When a list of phone numbers of potential targets for surveillance using Israeli malware is bared to the public through a collaborative investigation by an international consortium of journalists, and when among those in the India list are individuals belonging to Opposition parties, civil society, journalists (including three editors of The Indian Express, two current and one former) and a constitutional authority, the government must set up a probe into the matter. When the Israeli vendor insists that the spyware is sold only to “vetted governments”, the government does not have the option of brazening it out or resorting to conspiracy mongering. The new minister for Information Technology, Ashwini Vaishnaw, has said that the outing of the list is a bid to “malign Indian democracy and its well-established institutions”. Home Minister Amit Shah has spoken darkly of “disruptors” and “obstructors” and recycled his own disturbing formulation from an earlier time, “aap chronology samajhiye…” But the ministers cannot point the finger away by invoking worn spectres. Minister Vaishnaw has also spoken of the presence of established procedures and protocols through which lawful interception of electronic communication is carried out for national safety and security. He is right, too, in saying that the mere presence of a phone number in the database is not confirmation that the corresponding device was hacked. Yet, he and his government must now address the Pegasus in the room: The growing impression that red lines have been breached, for government or its agencies to target political opponents, dissidents and activists.

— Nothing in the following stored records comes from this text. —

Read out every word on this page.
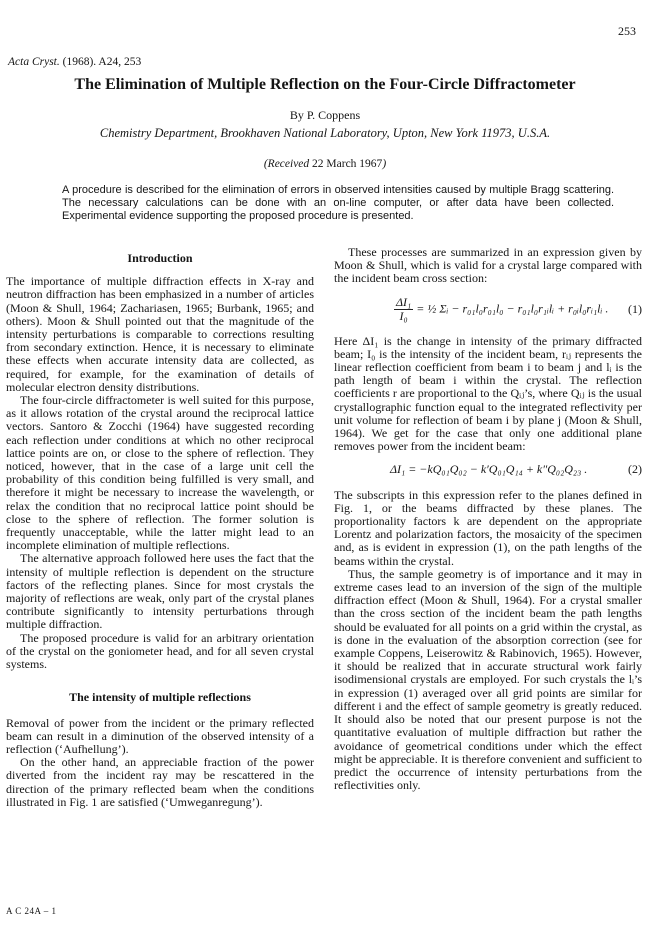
253
Acta Cryst. (1968). A24, 253
The Elimination of Multiple Reflection on the Four-Circle Diffractometer
By P. Coppens
Chemistry Department, Brookhaven National Laboratory, Upton, New York 11973, U.S.A.
(Received 22 March 1967)

A procedure is described for the elimination of errors in observed intensities caused by multiple Bragg scattering. The necessary calculations can be done with an on-line computer, or after data have been collected. Experimental evidence supporting the proposed procedure is presented.

Introduction

The importance of multiple diffraction effects in X-ray and neutron diffraction has been emphasized in a number of articles (Moon & Shull, 1964; Zachariasen, 1965; Burbank, 1965; and others). Moon & Shull pointed out that the magnitude of the intensity perturbations is comparable to corrections resulting from secondary extinction. Hence, it is necessary to eliminate these effects when accurate intensity data are collected, as required, for example, for the examination of details of molecular electron density distributions.

The four-circle diffractometer is well suited for this purpose, as it allows rotation of the crystal around the reciprocal lattice vectors. Santoro & Zocchi (1964) have suggested recording each reflection under conditions at which no other reciprocal lattice points are on, or close to the sphere of reflection. They noticed, however, that in the case of a large unit cell the probability of this condition being fulfilled is very small, and therefore it might be necessary to increase the wavelength, or relax the condition that no reciprocal lattice point should be close to the sphere of reflection. The former solution is frequently unacceptable, while the latter might lead to an incomplete elimination of multiple reflections.

The alternative approach followed here uses the fact that the intensity of multiple reflection is dependent on the structure factors of the reflecting planes. Since for most crystals the majority of reflections are weak, only part of the crystal planes contribute significantly to intensity perturbations through multiple diffraction.

The proposed procedure is valid for an arbitrary orientation of the crystal on the goniometer head, and for all seven crystal systems.

The intensity of multiple reflections

Removal of power from the incident or the primary reflected beam can result in a diminution of the observed intensity of a reflection (‘Aufhellung’).

On the other hand, an appreciable fraction of the power diverted from the incident ray may be rescattered in the direction of the primary reflected beam when the conditions illustrated in Fig. 1 are satisfied (‘Umweganregung’).

These processes are summarized in an expression given by Moon & Shull, which is valid for a crystal large compared with the incident beam cross section:

$\frac{\text{ΔI₁}}{\text{I₀}}$ = ½ Σᵢ − r₀₁l₀r₀₁l₀ − r₀₁l₀r₁ᵢlᵢ + r₀ᵢl₀rᵢ₁lᵢ . (1)

Here ΔI₁ is the change in intensity of the primary diffracted beam; I₀ is the intensity of the incident beam, rᵢⱼ represents the linear reflection coefficient from beam i to beam j and lᵢ is the path length of beam i within the crystal. The reflection coefficients r are proportional to the Qᵢⱼ’s, where Qᵢⱼ is the usual crystallographic function equal to the integrated reflectivity per unit volume for reflection of beam i by plane j (Moon & Shull, 1964). We get for the case that only one additional plane removes power from the incident beam:

ΔI₁ = −kQ₀₁Q₀₂ − k′Q₀₁Q₁₄ + k″Q₀₂Q₂₃ .	(2)

The subscripts in this expression refer to the planes defined in Fig. 1, or the beams diffracted by these planes. The proportionality factors k are dependent on the appropriate Lorentz and polarization factors, the mosaicity of the specimen and, as is evident in expression (1), on the path lengths of the beams within the crystal.

Thus, the sample geometry is of importance and it may in extreme cases lead to an inversion of the sign of the multiple diffraction effect (Moon & Shull, 1964). For a crystal smaller than the cross section of the incident beam the path lengths should be evaluated for all points on a grid within the crystal, as is done in the evaluation of the absorption correction (see for example Coppens, Leiserowitz & Rabinovich, 1965). However, it should be realized that in accurate structural work fairly isodimensional crystals are employed. For such crystals the lᵢ’s in expression (1) averaged over all grid points are similar for different i and the effect of sample geometry is greatly reduced. It should also be noted that our present purpose is not the quantitative evaluation of multiple diffraction but rather the avoidance of geometrical conditions under which the effect might be appreciable. It is therefore convenient and sufficient to predict the occurrence of intensity perturbations from the reflectivities only.

A C 24A – 1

This is about the constitutionally guaranteed right to privacy of individuals, and also about more than that. The Pegasus allegations have cast a shadow on the integrity of institutions. It is true that earlier governments also operated in grey zones of espionage, were accused of phone tapping of political opponents. Yet, the nature of this alleged scandal is different — both because of the scale of the purported abuse of power and the political climate that forms its backdrop. The sophistication of technology now makes possible a level of invasiveness that wasn’t possible earlier. The government that is called upon to explain the alleged misuse of spyware is one that wears on its sleeve its intolerance of dissent, and which has sought to criminalise the dissenter by weaponising vaguely worded laws.
Also on the list of those selected for possible surveillance by the spyware are phones connected with the woman who in April 2019 accused the then sitting Chief Justice of India Ranjan Gogoi of sexual harassment — he was subsequently cleared by an in-house SC committee and nominated to Rajya Sabha by the BJP-led regime. The apex court must take note — and this is not the only reason why it must step in. The Pegasus allegations are debilitating in their potential effect on the trust that underpins the pact between government and people. The court must play its role in ensuring that the questions are answered, and due process is followed, no matter where it might lead to. Of late, the government has been pushing back at Big Tech — and with reason — on what’s right, and wrong. It has been celebrating, rightly, the rise of tech unicorns in a range of services where the citizen’s phone and her data are, effectively, the engines of entrepreneurship. Trying to snoop unlawfully is what maligns Indian democracy. For the sake of national security, the department of dirty tricks needs to come clean.